HTTPS Virtual Hosts in Apache

Posted on July 2, 2009 by Tommy McGuire
Labels: eclipse virgo, software development, http, linux, osgi, java
Running multiple web sites that allow HTTPS connections on the same Apache httpd server is problematic. Typically, virtual servers (the individual web sites) use named virtual hosting, where the virtual host which serves the site is chosen based on the host name specified in the HTTP Host header. Named virtual hosting does not work for HTTPS because the server cannot interpret the Host header until the connection has been made, and making the connection requires the completion of the SSL encryption handshake used by HTTPS; SSL certificates (without extensions) can only have a single server host name as their subject, and thus the certificate and connection will only work for a single host name. As a result, the named virtual hosting mechanism never has a chance to operate on the incoming connection and the only remaining way to host multiple sites is to add multiple IP addresses to the host and use IP-based virtual servers.

The keys to supporting multiple sites using HTTPS and name-based virtual hosting are to use either wildcard names (specified in RFC2818) or the x509 version 3 certificate (specified in RFC3280) subject alternative names extension. I have not used wildcard names, although they allow one certificate to work for any number of hostnames below a given domain: *.example.com would allow any of a.example.com, foo.example.com, or elbow.example.com, but would not work for right.elbow.example.com or www.google.com. Wildcard certificates are much more expensive than standard certificates and are not administratively available in my particular work domain.

Subject alternative names, a.k.a. subjectAltNames, allow a certificate to list a number of host names for which it is valid. For example, a single certificate with www.example.com as its (single) subject could list www.example.com, www.example.org, and webapp.example.com as alternate names; the certificate would be recognized as valid for any of those host names.

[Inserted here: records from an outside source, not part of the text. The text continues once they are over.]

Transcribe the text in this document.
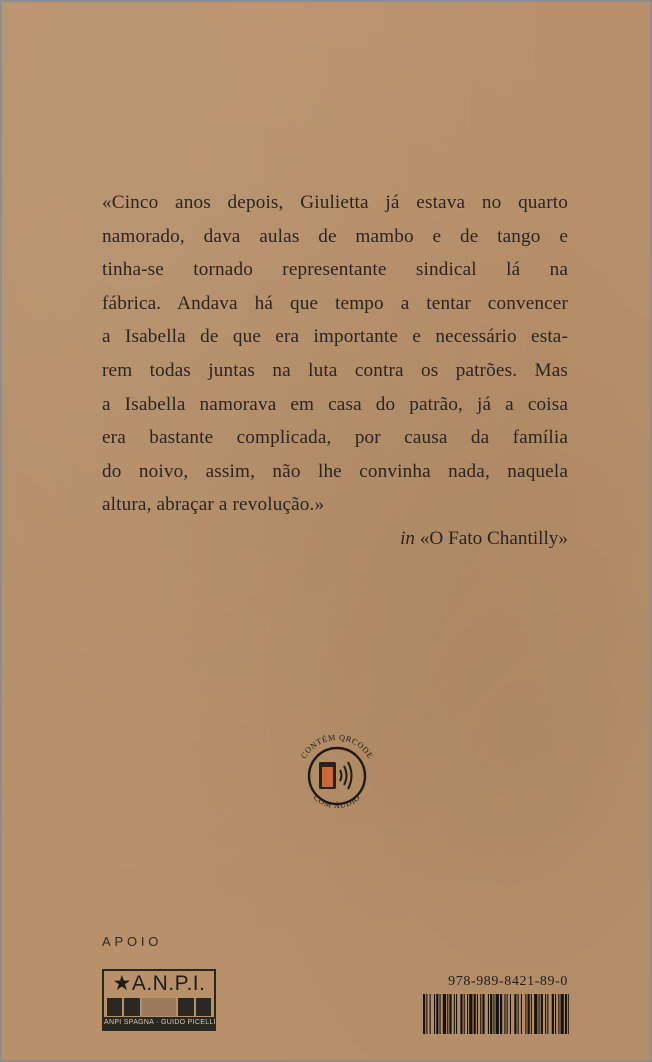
«Cinco anos depois, Giulietta já estava no quarto
namorado, dava aulas de mambo e de tango e
tinha-se tornado representante sindical lá na
fábrica. Andava há que tempo a tentar convencer
a Isabella de que era importante e necessário esta-
rem todas juntas na luta contra os patrões. Mas
a Isabella namorava em casa do patrão, já a coisa
era bastante complicada, por causa da família
do noivo, assim, não lhe convinha nada, naquela
altura, abraçar a revolução.»
in «O Fato Chantilly»
CONTÉM QRCODE
COM ÁUDIO
APOIO
★A.N.P.I.
ANPI SPAGNA · GUIDO PICELLI
978-989-8421-89-0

Generating subjectAltName certificates



Convincing openssl to generate a certificate or certificate signing request requires changes to the openssl.conf file:

  1. Enable extensions:

    [req]
    req_extensions = v3_req

  2. Add a v3_req section including the subjectAltName field:

    [ v3_req ]
    subjectAltName = @alt_names

  3. List the host names in the proper format in the v3_req section:

    [alt_names]
    DNS.1 = web.example.com
    DNS.2 = dspl.example.com
    DNS.3 = nprop.example.com
    DNS.4 = webdir.example.com
    DNS.5 = hpps.example.com
    DNS.6 = remoteuser.example.com
    DNS.7 = esm.example.com
    DNS.8 = etsapprover.example.com
    DNS.9 = ep.example.com
    DNS.10 = cas.example.com
    DNS.11 = wat.example.com
    DNS.12 = ned.example.com

For more information, see Creating a Certificate With Multiple Hostnames and a discussion from the OpenLDAP list.

Apache mod_rewrite



There are at least two ways of configuring httpd to handle multiple web sites with a single certificate. One resembles the normal name-based virtual hosting (with the VirtualHost directive and everything); the other is the one I have used.

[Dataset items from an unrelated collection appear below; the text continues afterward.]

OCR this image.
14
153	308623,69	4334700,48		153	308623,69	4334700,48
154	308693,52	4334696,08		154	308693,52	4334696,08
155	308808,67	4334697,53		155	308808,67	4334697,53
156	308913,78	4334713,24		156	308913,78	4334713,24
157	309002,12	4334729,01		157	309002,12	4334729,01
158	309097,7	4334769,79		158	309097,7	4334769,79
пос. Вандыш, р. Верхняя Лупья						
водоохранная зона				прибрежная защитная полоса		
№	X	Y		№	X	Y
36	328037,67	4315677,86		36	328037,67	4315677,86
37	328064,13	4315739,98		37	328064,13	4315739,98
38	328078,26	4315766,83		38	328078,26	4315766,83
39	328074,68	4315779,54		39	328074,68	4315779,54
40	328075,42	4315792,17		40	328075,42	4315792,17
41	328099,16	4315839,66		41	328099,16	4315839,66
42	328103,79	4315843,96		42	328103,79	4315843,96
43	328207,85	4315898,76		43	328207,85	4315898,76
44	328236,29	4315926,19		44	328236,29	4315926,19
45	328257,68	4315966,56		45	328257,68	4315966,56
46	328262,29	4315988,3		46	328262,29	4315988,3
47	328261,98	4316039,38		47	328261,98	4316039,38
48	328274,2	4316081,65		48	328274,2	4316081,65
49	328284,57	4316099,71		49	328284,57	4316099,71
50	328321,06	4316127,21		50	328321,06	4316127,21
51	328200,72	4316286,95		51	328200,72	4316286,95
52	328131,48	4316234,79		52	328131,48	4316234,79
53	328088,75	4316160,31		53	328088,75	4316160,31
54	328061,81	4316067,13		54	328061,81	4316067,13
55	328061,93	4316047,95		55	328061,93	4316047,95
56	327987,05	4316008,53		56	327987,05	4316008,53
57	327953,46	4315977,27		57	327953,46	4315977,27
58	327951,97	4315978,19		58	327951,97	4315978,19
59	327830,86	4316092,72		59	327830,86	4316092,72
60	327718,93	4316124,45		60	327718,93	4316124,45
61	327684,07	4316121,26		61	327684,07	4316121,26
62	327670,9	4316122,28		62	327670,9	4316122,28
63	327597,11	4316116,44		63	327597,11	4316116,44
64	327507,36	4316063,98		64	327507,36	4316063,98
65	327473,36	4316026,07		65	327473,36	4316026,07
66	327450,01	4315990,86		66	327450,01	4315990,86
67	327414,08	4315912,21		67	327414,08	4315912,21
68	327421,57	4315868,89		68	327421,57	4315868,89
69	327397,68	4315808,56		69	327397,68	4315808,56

In the first, set up httpd to listen on port 443 and to present the certificate with the subjectAltNames:

NameVirtualHost *:443
Listen 443
SSLEngine On
SSLCertificateFile /etc/....
SSLCertificateKeyFile /etc/.....

Then, add all of the necessary named virtual hosts normally, making sure that they are listening on port 443:


ServerName foo.example.com
# Configuration for web site foo.example.com



ServerName bar.example.com
# Configuration for web site bar.example.com


Now, I have not actually done this, but it looks like it should work.

What I have done is used subjectAltName certificates with a reverse proxy httpd configuration, where each of several applications in an application server appears to have its own server name:

Listen 443
SSLEngine On
SSLCertificateFile /etc/....
SSLCertificateKeyFile /etc/.....

RewriteEngine On

RewriteCond %{HTTP_HOST} ^foo\..*$
RewriteRule ^(.*) http://127.0.0.1:8090/foo-2.2$1 [P,L]

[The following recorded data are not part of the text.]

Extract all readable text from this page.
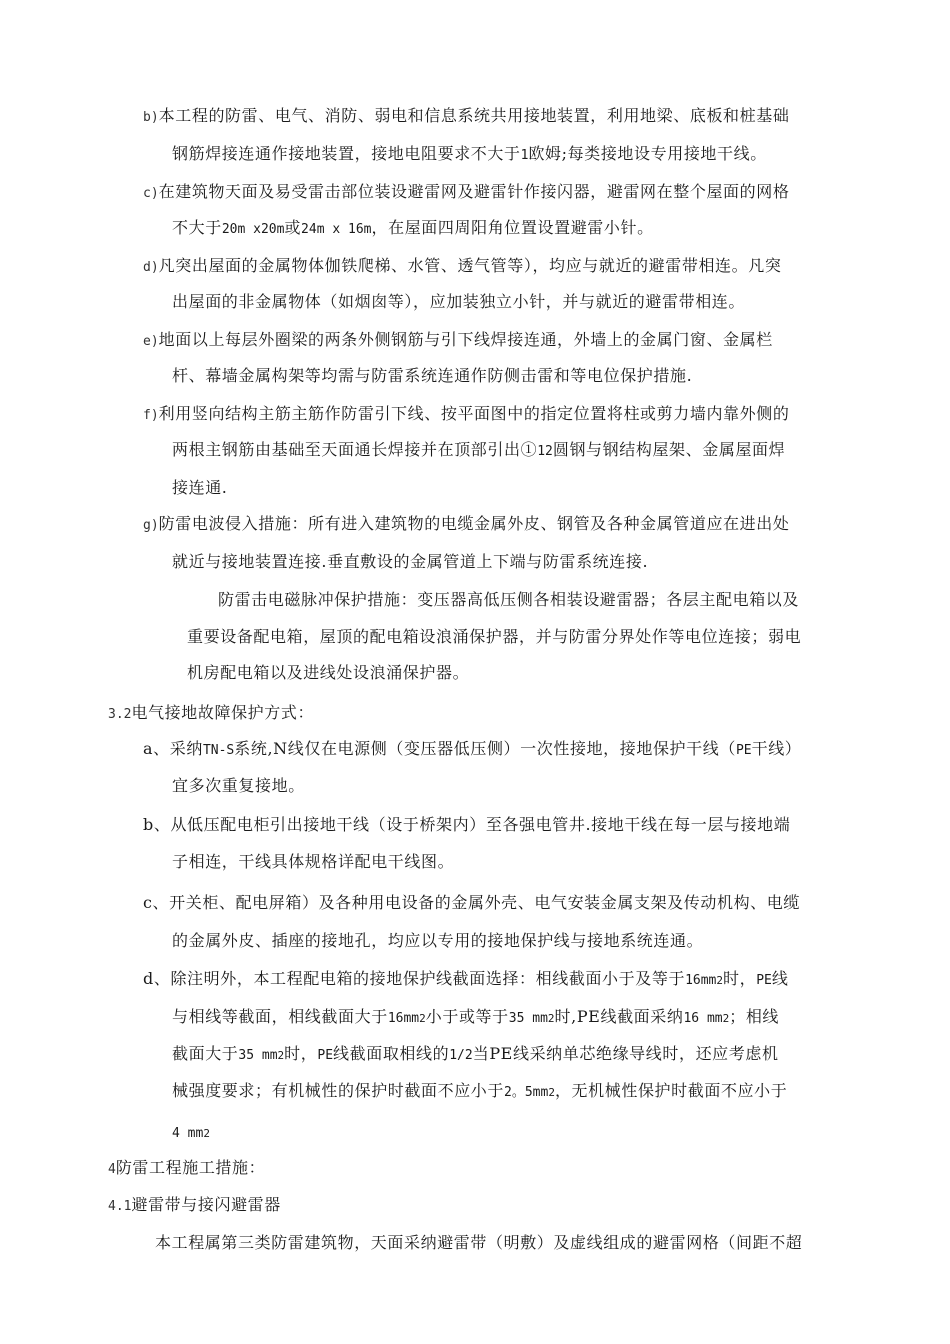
b)本工程的防雷、电气、消防、弱电和信息系统共用接地装置，利用地梁、底板和桩基础
钢筋焊接连通作接地装置，接地电阻要求不大于1欧姆;每类接地设专用接地干线。
c)在建筑物天面及易受雷击部位装设避雷网及避雷针作接闪器，避雷网在整个屋面的网格
不大于20m x20m或24m x 16m，在屋面四周阳角位置设置避雷小针。
d)凡突出屋面的金属物体伽铁爬梯、水管、透气管等），均应与就近的避雷带相连。凡突
出屋面的非金属物体（如烟囱等），应加装独立小针，并与就近的避雷带相连。
e)地面以上每层外圈梁的两条外侧钢筋与引下线焊接连通，外墙上的金属门窗、金属栏
杆、幕墙金属构架等均需与防雷系统连通作防侧击雷和等电位保护措施.
f)利用竖向结构主筋主筋作防雷引下线、按平面图中的指定位置将柱或剪力墙内靠外侧的
两根主钢筋由基础至天面通长焊接并在顶部引出①12圆钢与钢结构屋架、金属屋面焊
接连通.
g)防雷电波侵入措施：所有进入建筑物的电缆金属外皮、钢管及各种金属管道应在进出处
就近与接地装置连接.垂直敷设的金属管道上下端与防雷系统连接.
防雷击电磁脉冲保护措施：变压器高低压侧各相装设避雷器；各层主配电箱以及
重要设备配电箱，屋顶的配电箱设浪涌保护器，并与防雷分界处作等电位连接；弱电
机房配电箱以及进线处设浪涌保护器。
3.2电气接地故障保护方式：
a、采纳TN-S系统,N线仅在电源侧（变压器低压侧）一次性接地，接地保护干线（PE干线）
宜多次重复接地。
b、从低压配电柜引出接地干线（设于桥架内）至各强电管井.接地干线在每一层与接地端
子相连，干线具体规格详配电干线图。
c、开关柜、配电屏箱）及各种用电设备的金属外壳、电气安装金属支架及传动机构、电缆
的金属外皮、插座的接地孔，均应以专用的接地保护线与接地系统连通。
d、除注明外，本工程配电箱的接地保护线截面选择：相线截面小于及等于16mm2时，PE线
与相线等截面，相线截面大于16mm2小于或等于35 mm2时,PE线截面采纳16 mm2；相线
截面大于35 mm2时，PE线截面取相线的1/2当PE线采纳单芯绝缘导线时，还应考虑机
械强度要求；有机械性的保护时截面不应小于2。5mm2，无机械性保护时截面不应小于
4 mm2
4防雷工程施工措施：
4.1避雷带与接闪避雷器
本工程属第三类防雷建筑物，天面采纳避雷带（明敷）及虚线组成的避雷网格（间距不超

RewriteCond %{HTTP_HOST} ^bar\..*$
RewriteRule ^(.*) http://127.0.0.1:8090/bar-2.2$1 [P,L]


Issues



There are a couple of caveats: when present, the subject alt names list may or may not replace the actual subject of the certificate; if a host name is present only in the certificate subject field and is absent from the subjectAltName field then the browsers I have tried will not recognize the certificate as valid for the host name. Not all clients support subjectAltNames; see SAN Certificates: Subject Alternative Name. Further, there are possibly some security issues with multi-host certificates. Check Phishing for Confirmations for details.